Our Story

From ruin and industrial tip to a cultural experience and wildlife haven in 45 years. In 1973 Jess and Chris Mortimer had been looking for their new home and an exciting project to convert. After viewing several windswept chapels on hills in February they stumbled across an old industrial yard with stone built stables and heaps of cinders scattered over the site from road to river edge. But the charm was not able to be disguised; river, woodland and clearing – the essence of human habitation engulfed the whole site while the surrounding hills and steep banks granted shelter from the Lancashire gales. ‘Mad’ shouted friends, colleagues and in-laws.

Nevertheless, the young family with two boys, moved with two summer caravans into the stables, a hoover twin tub providing hot water for washing both clothes and people and two gas rings to keep them fed placed on a wardrobe on its side. They set to work: Roof repairs, windows, floors and walls went up over the first 2 years changing the building to resemble the outline of a family home… As passionate gardener even then, Chris started the mammoth task of converting not only the stables but also the debris, left by 350 years of industrial activity (Please find more about this on our HISTORY page) into a garden now attracting hundreds of visitors a year.

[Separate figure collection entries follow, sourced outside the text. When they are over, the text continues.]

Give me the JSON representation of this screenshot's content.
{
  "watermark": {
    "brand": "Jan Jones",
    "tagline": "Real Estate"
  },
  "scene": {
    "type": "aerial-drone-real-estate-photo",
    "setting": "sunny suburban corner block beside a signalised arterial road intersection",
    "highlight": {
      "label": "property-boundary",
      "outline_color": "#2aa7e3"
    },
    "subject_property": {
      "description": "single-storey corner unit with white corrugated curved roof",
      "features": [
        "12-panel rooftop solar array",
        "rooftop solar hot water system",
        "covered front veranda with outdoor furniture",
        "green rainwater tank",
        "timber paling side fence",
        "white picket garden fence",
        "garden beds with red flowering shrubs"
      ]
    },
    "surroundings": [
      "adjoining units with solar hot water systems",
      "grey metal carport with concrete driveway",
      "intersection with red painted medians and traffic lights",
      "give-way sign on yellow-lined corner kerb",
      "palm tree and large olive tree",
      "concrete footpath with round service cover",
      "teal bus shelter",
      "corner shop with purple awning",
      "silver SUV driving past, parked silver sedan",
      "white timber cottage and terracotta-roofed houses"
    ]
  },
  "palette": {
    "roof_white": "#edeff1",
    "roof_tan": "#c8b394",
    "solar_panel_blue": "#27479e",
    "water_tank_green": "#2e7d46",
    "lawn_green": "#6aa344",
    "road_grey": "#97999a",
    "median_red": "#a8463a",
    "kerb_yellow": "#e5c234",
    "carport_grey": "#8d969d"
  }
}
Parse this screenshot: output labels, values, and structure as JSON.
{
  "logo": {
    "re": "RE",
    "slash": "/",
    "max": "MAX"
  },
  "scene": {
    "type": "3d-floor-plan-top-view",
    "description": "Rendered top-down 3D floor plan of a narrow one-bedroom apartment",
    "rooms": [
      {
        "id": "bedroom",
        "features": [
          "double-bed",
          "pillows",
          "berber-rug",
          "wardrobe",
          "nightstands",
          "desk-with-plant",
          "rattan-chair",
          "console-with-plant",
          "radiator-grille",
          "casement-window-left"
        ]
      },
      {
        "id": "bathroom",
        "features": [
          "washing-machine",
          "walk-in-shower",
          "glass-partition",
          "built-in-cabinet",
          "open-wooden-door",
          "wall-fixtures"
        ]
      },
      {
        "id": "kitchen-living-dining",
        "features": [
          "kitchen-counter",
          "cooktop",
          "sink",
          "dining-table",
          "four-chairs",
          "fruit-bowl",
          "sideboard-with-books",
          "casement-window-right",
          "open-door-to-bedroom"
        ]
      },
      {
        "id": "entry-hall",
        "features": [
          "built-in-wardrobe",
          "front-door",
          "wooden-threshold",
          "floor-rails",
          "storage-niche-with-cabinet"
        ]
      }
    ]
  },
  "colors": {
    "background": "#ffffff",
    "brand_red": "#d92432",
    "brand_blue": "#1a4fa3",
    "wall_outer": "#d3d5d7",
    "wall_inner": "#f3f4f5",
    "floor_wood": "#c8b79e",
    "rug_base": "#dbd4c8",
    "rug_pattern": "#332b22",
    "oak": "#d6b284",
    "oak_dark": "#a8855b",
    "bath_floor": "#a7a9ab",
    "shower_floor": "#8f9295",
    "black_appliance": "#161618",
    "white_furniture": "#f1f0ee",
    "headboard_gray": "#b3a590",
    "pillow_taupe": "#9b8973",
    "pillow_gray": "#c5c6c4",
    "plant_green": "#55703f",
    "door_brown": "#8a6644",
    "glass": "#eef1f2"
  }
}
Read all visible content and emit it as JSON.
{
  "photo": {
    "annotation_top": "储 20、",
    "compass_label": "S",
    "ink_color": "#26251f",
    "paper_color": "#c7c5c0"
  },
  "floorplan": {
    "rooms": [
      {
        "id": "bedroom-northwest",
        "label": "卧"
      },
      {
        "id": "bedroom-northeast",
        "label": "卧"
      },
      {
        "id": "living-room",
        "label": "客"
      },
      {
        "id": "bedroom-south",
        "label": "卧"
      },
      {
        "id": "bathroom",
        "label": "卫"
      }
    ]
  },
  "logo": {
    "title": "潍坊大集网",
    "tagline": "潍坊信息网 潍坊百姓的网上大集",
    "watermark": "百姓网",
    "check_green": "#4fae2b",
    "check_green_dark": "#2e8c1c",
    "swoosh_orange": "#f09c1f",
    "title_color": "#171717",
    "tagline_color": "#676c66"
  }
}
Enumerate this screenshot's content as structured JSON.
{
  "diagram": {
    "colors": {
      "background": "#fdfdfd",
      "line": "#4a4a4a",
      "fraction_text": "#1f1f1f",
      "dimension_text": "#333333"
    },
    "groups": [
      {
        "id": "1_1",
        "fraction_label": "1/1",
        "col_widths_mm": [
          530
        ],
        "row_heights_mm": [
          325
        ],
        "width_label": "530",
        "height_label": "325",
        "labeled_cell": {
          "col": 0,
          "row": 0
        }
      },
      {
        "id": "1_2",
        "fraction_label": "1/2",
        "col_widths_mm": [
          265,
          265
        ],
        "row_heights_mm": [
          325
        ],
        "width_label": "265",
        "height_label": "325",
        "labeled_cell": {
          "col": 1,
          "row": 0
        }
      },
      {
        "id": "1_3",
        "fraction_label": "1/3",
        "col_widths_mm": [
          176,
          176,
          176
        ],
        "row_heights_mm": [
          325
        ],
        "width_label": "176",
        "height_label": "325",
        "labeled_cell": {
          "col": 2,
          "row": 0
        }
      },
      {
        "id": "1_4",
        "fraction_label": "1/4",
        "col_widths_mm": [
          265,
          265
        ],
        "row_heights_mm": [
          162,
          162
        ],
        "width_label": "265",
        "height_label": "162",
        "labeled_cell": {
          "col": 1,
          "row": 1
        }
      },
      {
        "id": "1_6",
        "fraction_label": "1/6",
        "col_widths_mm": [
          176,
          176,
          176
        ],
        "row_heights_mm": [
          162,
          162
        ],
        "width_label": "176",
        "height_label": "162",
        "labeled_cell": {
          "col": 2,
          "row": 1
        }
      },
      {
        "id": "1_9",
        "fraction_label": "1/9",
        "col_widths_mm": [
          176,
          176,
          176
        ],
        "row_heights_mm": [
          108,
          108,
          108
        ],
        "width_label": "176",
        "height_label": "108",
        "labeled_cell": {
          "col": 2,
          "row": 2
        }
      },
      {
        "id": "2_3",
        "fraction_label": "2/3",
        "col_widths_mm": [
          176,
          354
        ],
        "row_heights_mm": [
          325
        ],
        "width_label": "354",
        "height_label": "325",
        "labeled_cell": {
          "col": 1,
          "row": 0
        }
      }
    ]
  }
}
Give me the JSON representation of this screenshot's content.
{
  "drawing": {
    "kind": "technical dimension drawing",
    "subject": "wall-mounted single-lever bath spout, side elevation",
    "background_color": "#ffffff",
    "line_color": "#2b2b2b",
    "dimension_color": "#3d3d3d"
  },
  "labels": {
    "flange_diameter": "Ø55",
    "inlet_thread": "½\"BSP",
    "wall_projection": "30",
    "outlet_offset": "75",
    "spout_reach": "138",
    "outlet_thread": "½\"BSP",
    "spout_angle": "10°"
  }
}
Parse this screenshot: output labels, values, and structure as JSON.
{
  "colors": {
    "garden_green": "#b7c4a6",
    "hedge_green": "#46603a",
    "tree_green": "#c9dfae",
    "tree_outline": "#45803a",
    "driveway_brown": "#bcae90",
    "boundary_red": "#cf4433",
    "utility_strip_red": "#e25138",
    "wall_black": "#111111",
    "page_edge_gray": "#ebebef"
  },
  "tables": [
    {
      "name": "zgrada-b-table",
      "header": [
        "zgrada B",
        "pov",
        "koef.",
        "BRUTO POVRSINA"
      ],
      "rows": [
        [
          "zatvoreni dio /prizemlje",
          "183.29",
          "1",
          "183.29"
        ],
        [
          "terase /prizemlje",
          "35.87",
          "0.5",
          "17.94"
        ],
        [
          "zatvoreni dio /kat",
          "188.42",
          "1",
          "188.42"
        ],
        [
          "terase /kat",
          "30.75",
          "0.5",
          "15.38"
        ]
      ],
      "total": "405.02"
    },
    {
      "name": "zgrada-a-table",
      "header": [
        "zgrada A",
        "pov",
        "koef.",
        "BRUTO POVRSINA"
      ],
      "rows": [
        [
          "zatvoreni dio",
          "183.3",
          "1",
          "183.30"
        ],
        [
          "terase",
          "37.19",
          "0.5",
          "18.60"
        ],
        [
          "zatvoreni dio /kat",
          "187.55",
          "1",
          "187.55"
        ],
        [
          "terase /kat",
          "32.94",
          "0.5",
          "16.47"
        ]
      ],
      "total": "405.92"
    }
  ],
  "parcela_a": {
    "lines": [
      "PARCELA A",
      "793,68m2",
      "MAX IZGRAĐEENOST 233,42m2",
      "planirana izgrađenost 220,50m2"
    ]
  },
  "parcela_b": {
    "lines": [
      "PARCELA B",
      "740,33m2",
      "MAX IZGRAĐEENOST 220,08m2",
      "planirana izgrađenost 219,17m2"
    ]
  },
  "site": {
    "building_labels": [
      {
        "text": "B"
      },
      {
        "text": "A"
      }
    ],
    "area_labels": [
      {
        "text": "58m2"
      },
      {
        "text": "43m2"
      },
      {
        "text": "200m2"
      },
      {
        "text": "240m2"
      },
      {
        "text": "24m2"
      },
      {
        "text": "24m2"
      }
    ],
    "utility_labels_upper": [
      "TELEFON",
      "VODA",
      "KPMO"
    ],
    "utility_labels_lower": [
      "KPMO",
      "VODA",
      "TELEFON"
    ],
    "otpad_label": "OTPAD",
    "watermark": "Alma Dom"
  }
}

The belief that the garden should be of equal importance to the home made every non-rain day an outside one and inside jobs had to wait for the plentiful rainy days of Lancashire. No doubt, that Chris’ families’ trade of builders and wood workers has played part in his passion for craftsmanship, something very evident in all aspects of the house and the follies you will find dotted around. After 10 years the shouts from previous sceptics turned into admiration, and the garden was accepted onto the National Garden Scheme in 1989.